Ohalos, chapitre 11, Mishna 6. C'est très probablement la mishna la plus brève de toute Masse'hess Ohalos, et pourtant elle condense en quelques mots une ma'hlokess complète entre Beis Shammai et Beis Hillel. Le chapitre traite depuis un moment d'une maison dont la zone de l'entrée, le mifthan, se trouve à la frontière entre le dedans et le dehors, et de ce qui se passe lorsqu'une personne vivante est étendue en travers de cette frontière, une partie de son corps sur le seuil et une partie à l'intérieur de la maison.
Le cas
La situation est la même que dans le cas précédent, avec un changement décisif. Auparavant, la toum'a venait de l'extérieur : deux hommes transportaient un meiss au-dessus de l'homme couché là. Ici, la mishna dit « vetoum'a babayis », la toum'a se trouve dans la maison elle-même. Dès qu'une source de toum'a est dans la maison, la toum'a remplit toute la maison comme un seul ohel, ce qui inclut l'espace aérien sous la partie du corps de l'homme qui s'avance à l'intérieur de la maison, et, selon la manière dont la question va se développer, l'espace situé sous lui dans son ensemble.
Voici que des gens arrivent. Ils ne portent aucun meiss ; ce sont de simples passants. Ils remarquent cet homme étendu en travers du seuil et se penchent au-dessus de lui, peut-être pour lui demander s'il va bien et pourquoi il est couché dans une position si étrange. Quelle que soit leur raison, en se penchant sur lui, ils ont formé un ohel au-dessus de lui.

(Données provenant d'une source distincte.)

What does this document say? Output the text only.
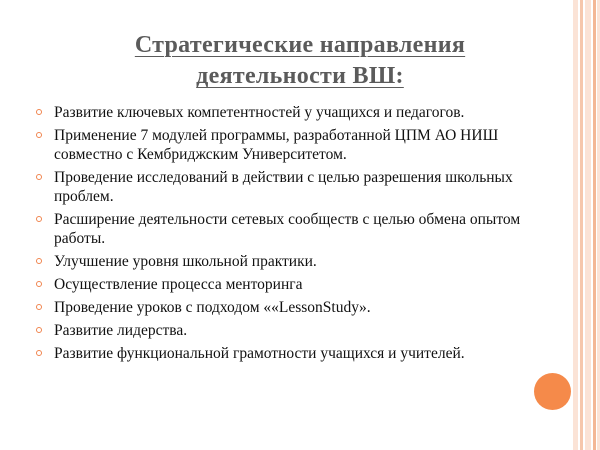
Стратегические направления
деятельности ВШ:
Развитие ключевых компетентностей у учащихся и педагогов.
Применение 7 модулей программы, разработанной ЦПМ АО НИШ совместно с Кембриджским Университетом.
Проведение исследований в действии с целью разрешения школьных проблем.
Расширение деятельности сетевых сообществ с целью обмена опытом работы.
Улучшение уровня школьной практики.
Осуществление процесса менторинга
Проведение уроков с подходом ««LessonStudy».
Развитие лидерства.
Развитие функциональной грамотности учащихся и учителей.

Lui-même est vivant et en bonne santé, de sorte qu'à première vue il n'y a rien de problématique dans ce qu'ils font.
La question
La question est de savoir si la toum'a de la maison passe en dessous du corps de l'homme, et si l'espace étroit sous lui compte alors comme un ohel à part entière. Si oui, alors ces gens qui se sont penchés sur lui se sont penchés au-dessus d'un ohel de toum'a, et ils deviennent tamei.
Il faut ici garder en tête le principe qui gouverne toute cette discussion : un corps humain n'est pas 'hoitseits bifnei hatoum'a. La chair d'une personne ne fait pas barrage à la toum'a. Le corps de l'homme n'offre donc absolument aucune barrière ; tout le problème est de définir le statut de l'espace entre son dessous et le sol.
Beis Shammai : tahor
« Beis Shammai metaharin. » Beis Shammai tranchent que les gens qui se sont penchés sur lui restent tehorim. Ils ne se sont nullement penchés au-dessus d'un meiss. Cet homme est vivant ; il est simplement couché sur le seuil, peut-être endormi. Il est vrai que l'intérieur de la maison forme un seul ohel rempli de toum'a, mais la partie de son corps au-dessus de laquelle ils se sont penchés se trouve du côté extérieur. Et dirons-nous que la toum'a se glisse sous lui et que l'espace sous lui devient un ohel à part entière, si bien qu'ils se seraient penchés au-dessus de cet ohel ? Beis Shammai disent que non. L'espace sous lui ne devient pas un ohel indépendant, car l'homme est considéré comme un seul corps, un seul gouf, et non comme une structure supérieure surplombant un espace aérien.
Beis Hillel : tamei
« Ouveis Hillel metam'in. » Beis Hillel ne sont pas d'accord. À leurs yeux, la partie supérieure de la personne est traitée en hala'ha comme une entité distincte. Dès lors, l'espace entre le dessous de cette partie supérieure et le sol, un espace d'un tefa'h, a le statut d'ohel. Et puisque cet ohel est en continuité avec l'ohel de toum'a qui se trouve dans la maison, la toum'a y est présente aussi. Mimeila, automatiquement, les gens qui se sont penchés sur l'homme se sont penchés au-dessus d'un ohel de toum'a, et ils sont tamei.
Le point de fond
Tout repose sur cette seule hala'ha : un corps ne fait pas barrage à la toum'a. Si la chair de cet homme pouvait servir de barrière, les gens penchés au-dessus de lui n'auraient rien à craindre, quel que soit le statut de l'espace sous lui. Puisqu'elle ne le peut pas, toute la question se réduit à savoir si nous le regardons comme un seul gouf compact, comme le font Beis Shammai, ou comme une couverture surplombant un espace aérien, comme le font Beis Hillel. Si l'espace sous lui est un ohel, alors tous ceux qui se trouvent au-dessus de lui ont un problème.